I never thought I’d mention Beyoncé, Jay-Z, and geopolitics in the same sentence. But the superstar couple is causing quite a stir by celebrating their fifth wedding anniversary in Havana, Cuba — a country that has been completely off-limits to American vacationers for more than fifty years due to that Cold War relic, the embargo.
Last week, Mauricio Claver-Carone, Director for the US-Cuba Democracy PAC, blasted the couple’s trip as “insulting,” saying they were “clueless about the tortures happening in Cuba.” And Cuban American U.S. Representatives Ileana Ros-Lehtinen and Mario Diaz-Balart have written a letter to the Department of Treasury requesting answers as to how the Carters’ trip was authorized. But after spending the appropriate amount of time admiring Beyoncé’s outfit and Jay-Z’s ability to look cooly detached as he undoubtedly crafts a witty punchline in his head about private flights, Brooklyn mornings and Havana nights, all I wondered was why I too couldn’t stroll the streets of Havana as effortlessly as they are. Rather, why is the United States holding on to the embargo against Cuba, a policy that Secretary of State John Kerry said “has manifestly failed” for more than half a century?
The U.S. embargo was put in place by John F. Kennedy in 1962 following the Cuban Revolution that brought Fidel Castro to power. It was reinforced in 1992 under President Bill Clinton to force Cuba to move toward “democratization and greater respect for human rights.” In the past five decades, however, the embargo has yet to be successful on that front, as Cuba is still a Communist country.
Granted, Castro’s human rights record is undeniably deplorable. Cuba has been known to jail political prisoners indefinitely, consolidate power in the hands of a few, and restrict freedom of speech and the press — but so has Egypt, Colombia, and Sudan. Those countries not only receive substantial amounts of aid from the U.S., but also have no congressionally mandated travel restrictions for Americans. Americans are even able to travel to countries with openly hostile and abusive governments like Iran, North Korea, Syria, and China without restrictions by the U.S. government.
Despite that, the lessons we’ve learned about conflict resolution between the end of the Cold War and North Korea posturing about nuclear war with Rick Ross-like conviction have yet to be applied to Cuba.

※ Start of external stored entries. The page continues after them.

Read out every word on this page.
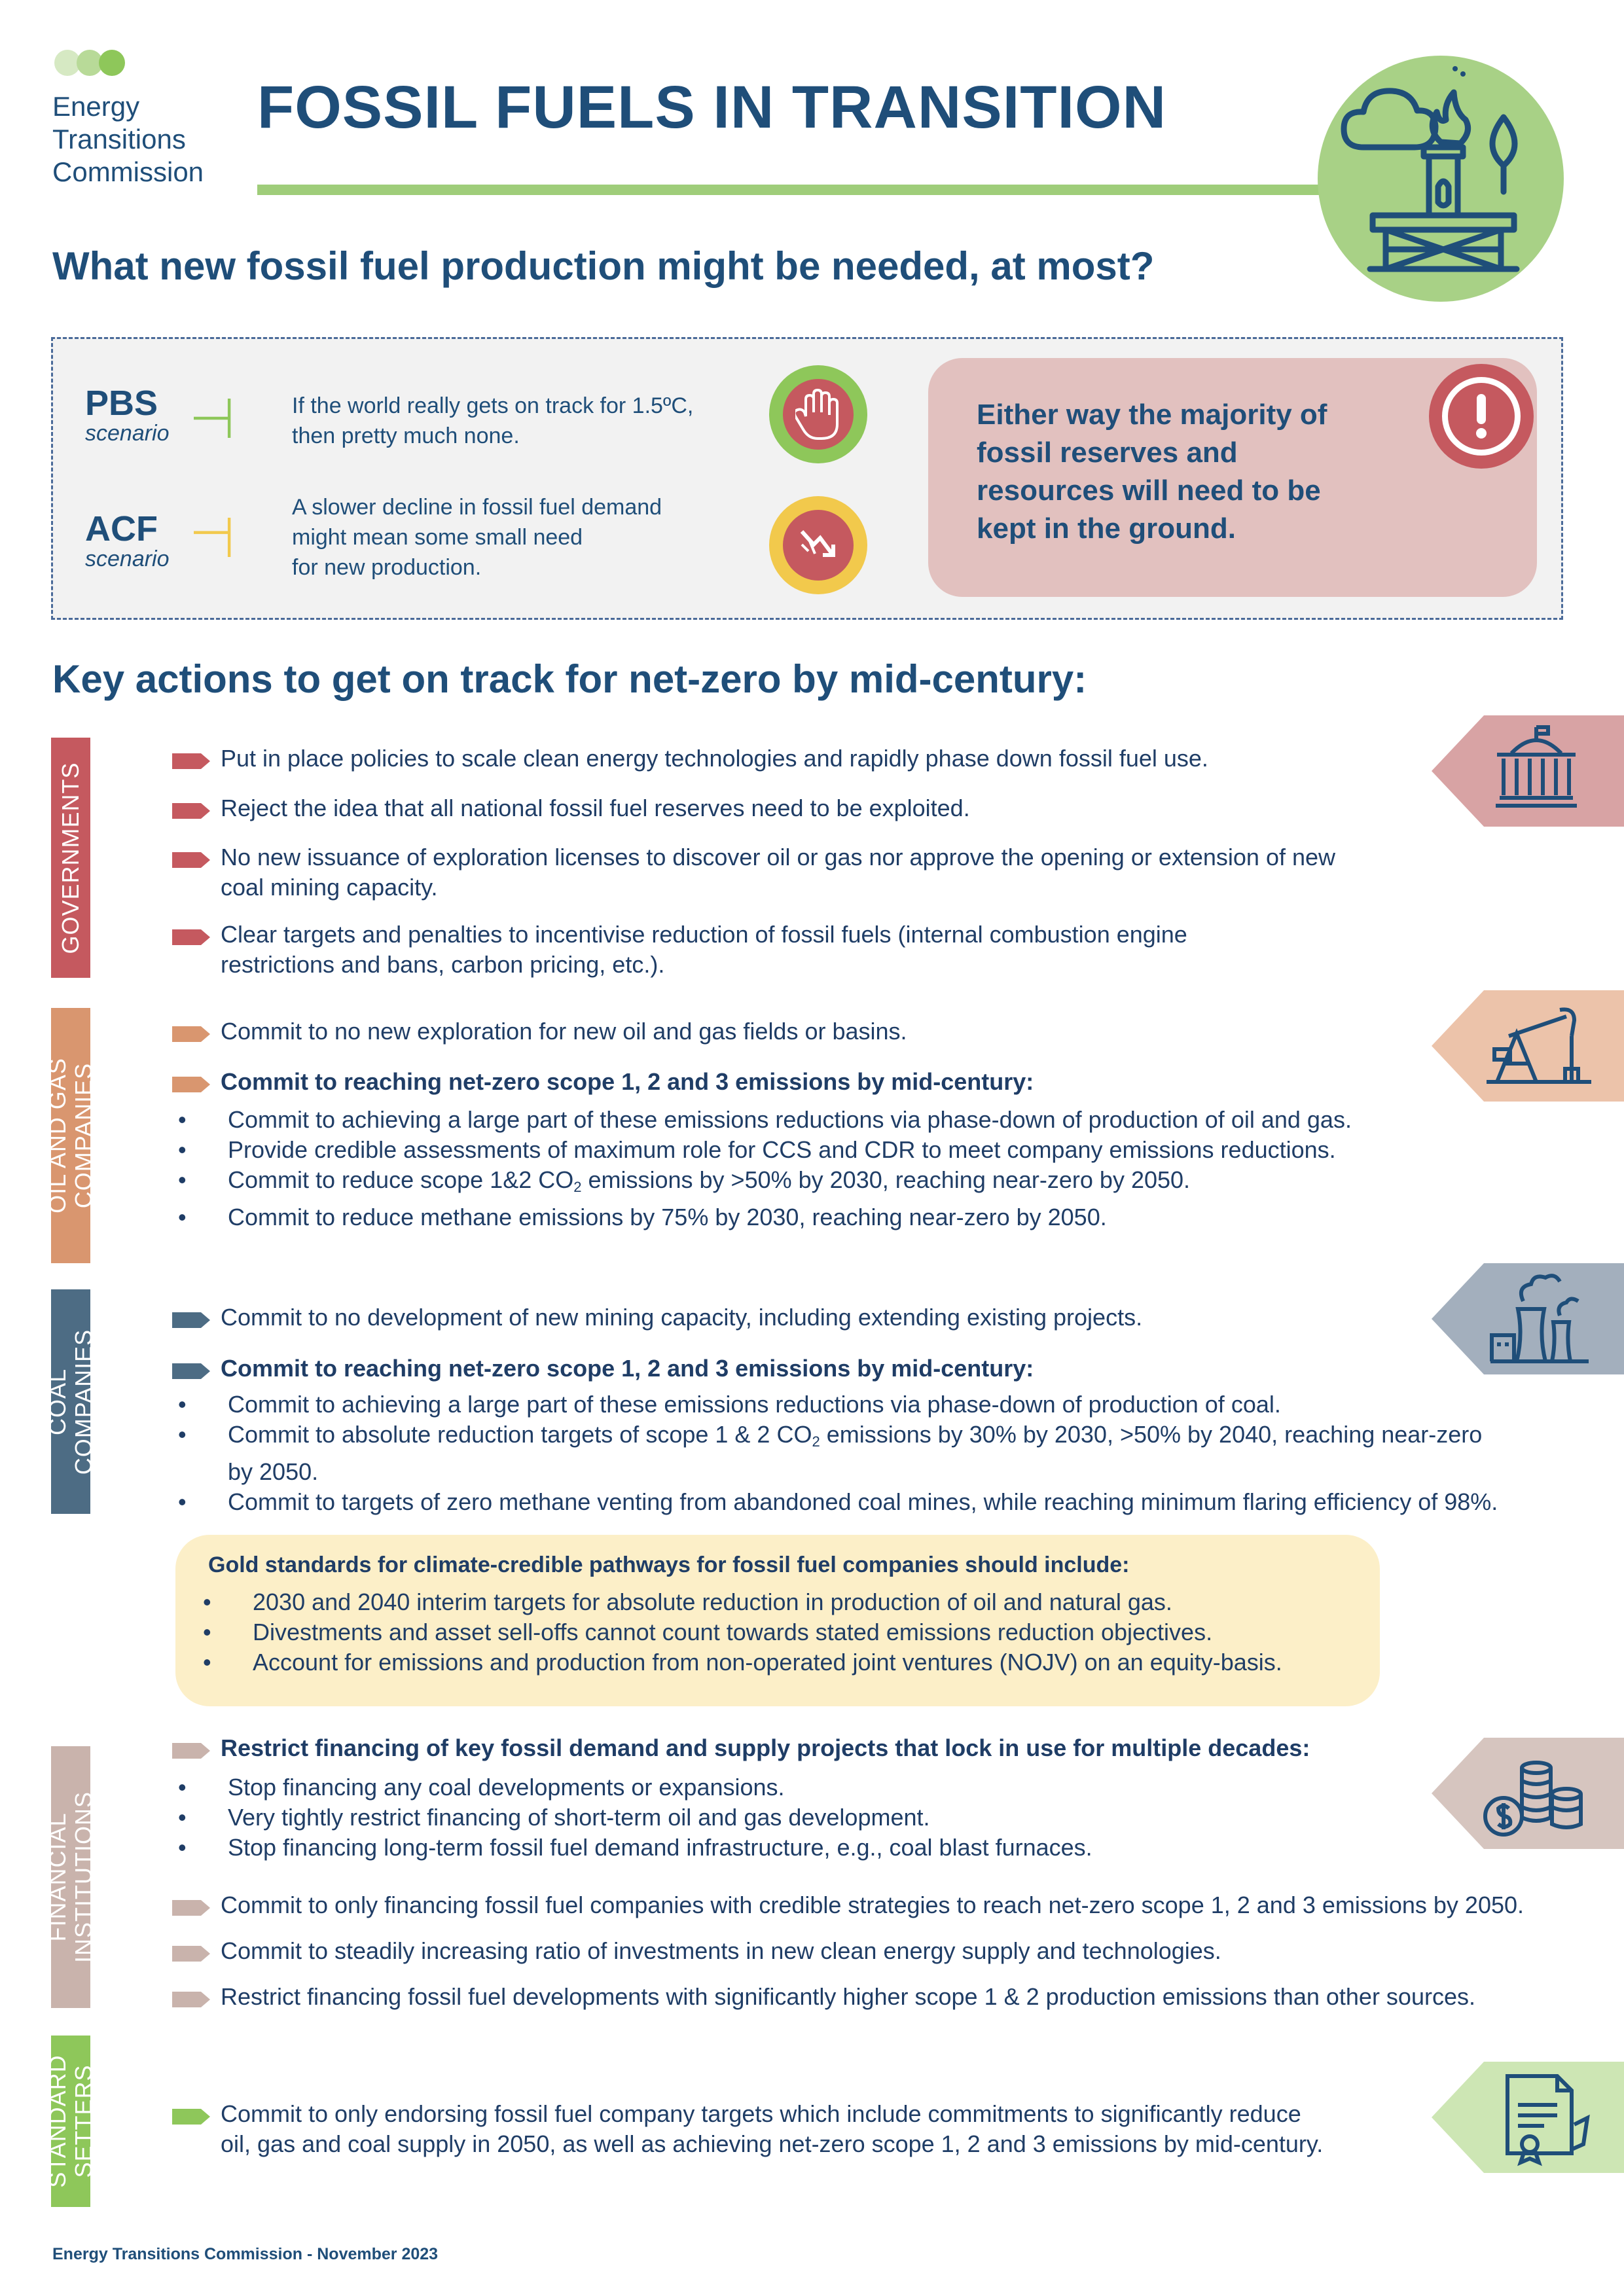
Energy
Transitions
Commission
FOSSIL FUELS IN TRANSITION
What new fossil fuel production might be needed, at most?
PBS
scenario
If the world really gets on track for 1.5ºC,
then pretty much none.
ACF
scenario
A slower decline in fossil fuel demand
might mean some small need
for new production.
Either way the majority of
fossil reserves and
resources will need to be
kept in the ground.
Key actions to get on track for net-zero by mid-century:
GOVERNMENTS
Put in place policies to scale clean energy technologies and rapidly phase down fossil fuel use.
Reject the idea that all national fossil fuel reserves need to be exploited.
No new issuance of exploration licenses to discover oil or gas nor approve the opening or extension of new
coal mining capacity.
Clear targets and penalties to incentivise reduction of fossil fuels (internal combustion engine
restrictions and bans, carbon pricing, etc.).
OIL AND GAS COMPANIES
Commit to no new exploration for new oil and gas fields or basins.
Commit to reaching net-zero scope 1, 2 and 3 emissions by mid-century:
• Commit to achieving a large part of these emissions reductions via phase-down of production of oil and gas.
• Provide credible assessments of maximum role for CCS and CDR to meet company emissions reductions.
• Commit to reduce scope 1&2 $CO_2$ emissions by >50% by 2030, reaching near-zero by 2050.
• Commit to reduce methane emissions by 75% by 2030, reaching near-zero by 2050.
COAL COMPANIES
Commit to no development of new mining capacity, including extending existing projects.
Commit to reaching net-zero scope 1, 2 and 3 emissions by mid-century:
• Commit to achieving a large part of these emissions reductions via phase-down of production of coal.
• Commit to absolute reduction targets of scope 1 & 2 $CO_2$ emissions by 30% by 2030, >50% by 2040, reaching near-zero
by 2050.
• Commit to targets of zero methane venting from abandoned coal mines, while reaching minimum flaring efficiency of 98%.
Gold standards for climate-credible pathways for fossil fuel companies should include:
• 2030 and 2040 interim targets for absolute reduction in production of oil and natural gas.
• Divestments and asset sell-offs cannot count towards stated emissions reduction objectives.
• Account for emissions and production from non-operated joint ventures (NOJV) on an equity-basis.
FINANCIAL INSTITUTIONS
Restrict financing of key fossil demand and supply projects that lock in use for multiple decades:
• Stop financing any coal developments or expansions.
• Very tightly restrict financing of short-term oil and gas development.
• Stop financing long-term fossil fuel demand infrastructure, e.g., coal blast furnaces.
Commit to only financing fossil fuel companies with credible strategies to reach net-zero scope 1, 2 and 3 emissions by 2050.
Commit to steadily increasing ratio of investments in new clean energy supply and technologies.
Restrict financing fossil fuel developments with significantly higher scope 1 & 2 production emissions than other sources.
STANDARD SETTERS	Commit to only endorsing fossil fuel company targets which include commitments to significantly reduce
oil, gas and coal supply in 2050, as well as achieving net-zero scope 1, 2 and 3 emissions by mid-century.
Energy Transitions Commission - November 2023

These lessons are that: 1. Democracy cannot be imposed from the outside. By its very nature, democracy has to be a grassroots movement; and 2. Isolating a country from the rest of the world–even when you abhor its policies–won’t necessarily force it to change.
To some extent, President Obama has recognized that a new policy based on reality is needed towards Cuba. He loosened restrictions on travel for Cuban Americans, journalists, select student and religious groups — and Beyoncé and Jay-Z. But that doesn’t go far enough. Research has shown that the embargo disproportionately punishes average Cubans, not their leadership. Not only that, but restricting travel and contact with people from the outside is counterproductive to the “democratization and greater respect for human rights” that Congress claims to want. In a 2009 op-ed to the Tampa Bay Times, then-Senator Kerry pointed out that, “Studies of change in Eastern and Central Europe find the more outside contact a country has, the more peaceful and durable its democratic transition.” Now, even Fidel’s brother, President Raul Castro has taken note and eased restrictions on travel for Cubans.
During his 2009 speech about easing the restrictions on Cuban Americans, President Obama said, “There are no better ambassadors for freedom than Cuban Americans.” But as Secretary Kerry pointed out back then, there are nearly 300 million other Americans who could also be goodwill ambassadors. Instead of maintaining the hubris that a Kennedy-era policy that didn’t work then will suddenly topple Communism now, it’s time for our policies towards Cuba to refocus on the Cuban people and the power of cultural exchange and globalization to bring about change. Congress should lift the travel restrictions on Cuba so that Americans can “travel first class to change the forecast,” as Jay would say. Otherwise, we should extend travel restrictions to every country with a spotty human rights record based on our supposed concern for democracy and human rights.